Kanada, misalnya, mungkin tidak unggul dalam melahirkan grup pop yang sangat terlatih, tetapi secara rutin menghasilkan solois-solois ternama dengan sudut pandang yang kuat, seperti Drake, The Weeknd, Joni Mitchell, atau Leonard Cohen. Musik Kanada juga sudah jauh melangkah di dunia digital. Bahkan tanpa kuota streamer, orang Kanada memilih musik Kanada 10 persen dari waktu yang ada. Di luar perbatasan, artis Kanada menempati peringkat ketiga dalam stream global untuk 1.000 single teratas. Kreator Kanada di YouTube juga melihat 90 persen waktu tonton mereka berasal dari luar Kanada, bahkan ada yang berbahasa Farsi. Ini menunjukkan bahwa Kanada sebenarnya sudah mengekspor budaya popnya ke dunia.

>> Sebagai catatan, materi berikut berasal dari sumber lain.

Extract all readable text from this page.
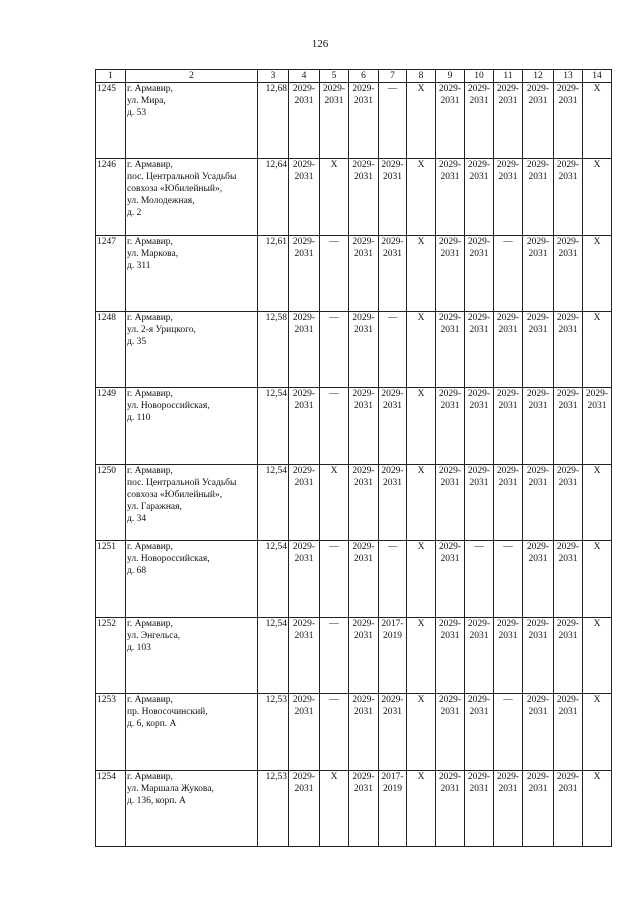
126
1	2	3	4	5	6	7	8	9	10	11	12	13	14
1245	г. Армавир,
ул. Мира,
д. 53	12,68	2029-
2031	2029-
2031	2029-
2031	—	X	2029-
2031	2029-
2031	2029-
2031	2029-
2031	2029-
2031	X
1246	г. Армавир,
пос. Центральной Усадьбы
совхоза «Юбилейный»,
ул. Молодежная,
д. 2	12,64	2029-
2031	X	2029-
2031	2029-
2031	X	2029-
2031	2029-
2031	2029-
2031	2029-
2031	2029-
2031	X
1247	г. Армавир,
ул. Маркова,
д. 311	12,61	2029-
2031	—	2029-
2031	2029-
2031	X	2029-
2031	2029-
2031	—	2029-
2031	2029-
2031	X
1248	г. Армавир,
ул. 2-я Урицкого,
д. 35	12,58	2029-
2031	—	2029-
2031	—	X	2029-
2031	2029-
2031	2029-
2031	2029-
2031	2029-
2031	X
1249	г. Армавир,
ул. Новороссийская,
д. 110	12,54	2029-
2031	—	2029-
2031	2029-
2031	X	2029-
2031	2029-
2031	2029-
2031	2029-
2031	2029-
2031	2029-
2031

1250	г. Армавир,
пос. Центральной Усадьбы
совхоза «Юбилейный»,
ул. Гаражная,
д. 34	12,54	2029-
2031	X	2029-
2031	2029-
2031	X	2029-
2031	2029-
2031	2029-
2031	2029-
2031	2029-
2031	X
1251	г. Армавир,
ул. Новороссийская,
д. 68	12,54	2029-
2031	—	2029-
2031	—	X	2029-
2031	—	—	2029-
2031	2029-
2031	X
1252	г. Армавир,
ул. Энгельса,
д. 103	12,54	2029-
2031	—	2029-
2031	2017-
2019	X	2029-
2031	2029-
2031	2029-
2031	2029-
2031	2029-
2031	X
1253	г. Армавир,
пр. Новосочинский,
д. 6, корп. А	12,53	2029-
2031	—	2029-
2031	2029-
2031	X	2029-
2031	2029-
2031	—	2029-
2031	2029-
2031	X
1254	г. Армавир,
ул. Маршала Жукова,
д. 136, корп. А	12,53	2029-
2031	X	2029-
2031	2017-
2019	X	2029-
2031	2029-
2031	2029-
2031	2029-
2031	2029-
2031	X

Pemerintah Kanada perlu memikirkan masa depan ekonomi budaya dengan memberikan stabilitas bagi para kreator melalui infrastruktur yang dapat diakses (studio, peralatan, mentor, edukasi administrasi bisnis). Contoh sukses seperti CoPilot, startup dari Winnipeg yang mengembangkan teknologi dinding LED canggih, menunjukkan potensi inovasi yang didukung pemerintah melalui misi dagang dan mentorship.
Seperti yang Profesor Kim ingatkan, tidak ada orang di Korea menonton sebuah acara karena itu dari Korea, melainkan karena bagus. Audiens Kanada juga begitu. Mereka tidak peduli sistem poin atau teknologi di balik layar, mereka hanya ingin melihat diri mereka sendiri. Di Kanada, ini berarti ekspresi nyata dari keberagaman, bukan sekadar catchphrase atau daftar centang, tetapi dukungan agar setiap musisi, penulis, atau kreator memiliki suara yang kuat dan unik. Keberagaman Kanada adalah keuntungan besar yang masih belum dimanfaatkan oleh para gatekeeper. Sudah saatnya menyadari bahwa diaspora dan keberagaman menghubungkan Kanada langsung dengan audiens di seluruh dunia.
Kanada tidak butuh konten yang hambar dan flat. Sebaliknya, harus terus mendorong musik dengan sudut pandang unik dan ikonoklastik. Inti dari keberagaman adalah mengakui bahwa tidak ada satu budaya tunggal, bukan berarti kita tidak punya budaya. Spesifisitas adalah aset terbaik seorang pencerita. Korea Selatan memang tidak sempurna, dengan masalah budaya kerja berlebihan dan sistem label yang bisa eksploitatif. Namun, mereka melakukan hal penting dengan benar: investasi berani, mendorong kecerdasan bisnis swasta, mengubah kebijakan restriktif, dan mengalirkan uang ke infrastruktur. Kanada bisa melakukan semua ini, jika ada kemauan politik. Waktunya sangat krusial, karena DGC memprediksi penurunan US$200 juta untuk program Kanada dalam lima tahun ke depan. Diperlukan dukungan pemerintah yang light touch, lebih banyak koneksi misi dagang, dan insentif yang lugas, bukan jalur rintangan. Ini adalah investasi yang akan terbayar berkali-kali lipat. “Begitu sebuah fandom terbentuk, ia tidak mudah hilang,” kata Profesor Kim. Ini berlaku untuk K-pop, dan bisa jadi, juga untuk identitas nasional Kanada. Kita perlu menjadi penggemar terbesar diri sendiri untuk membawa dunia ikut bersama kita.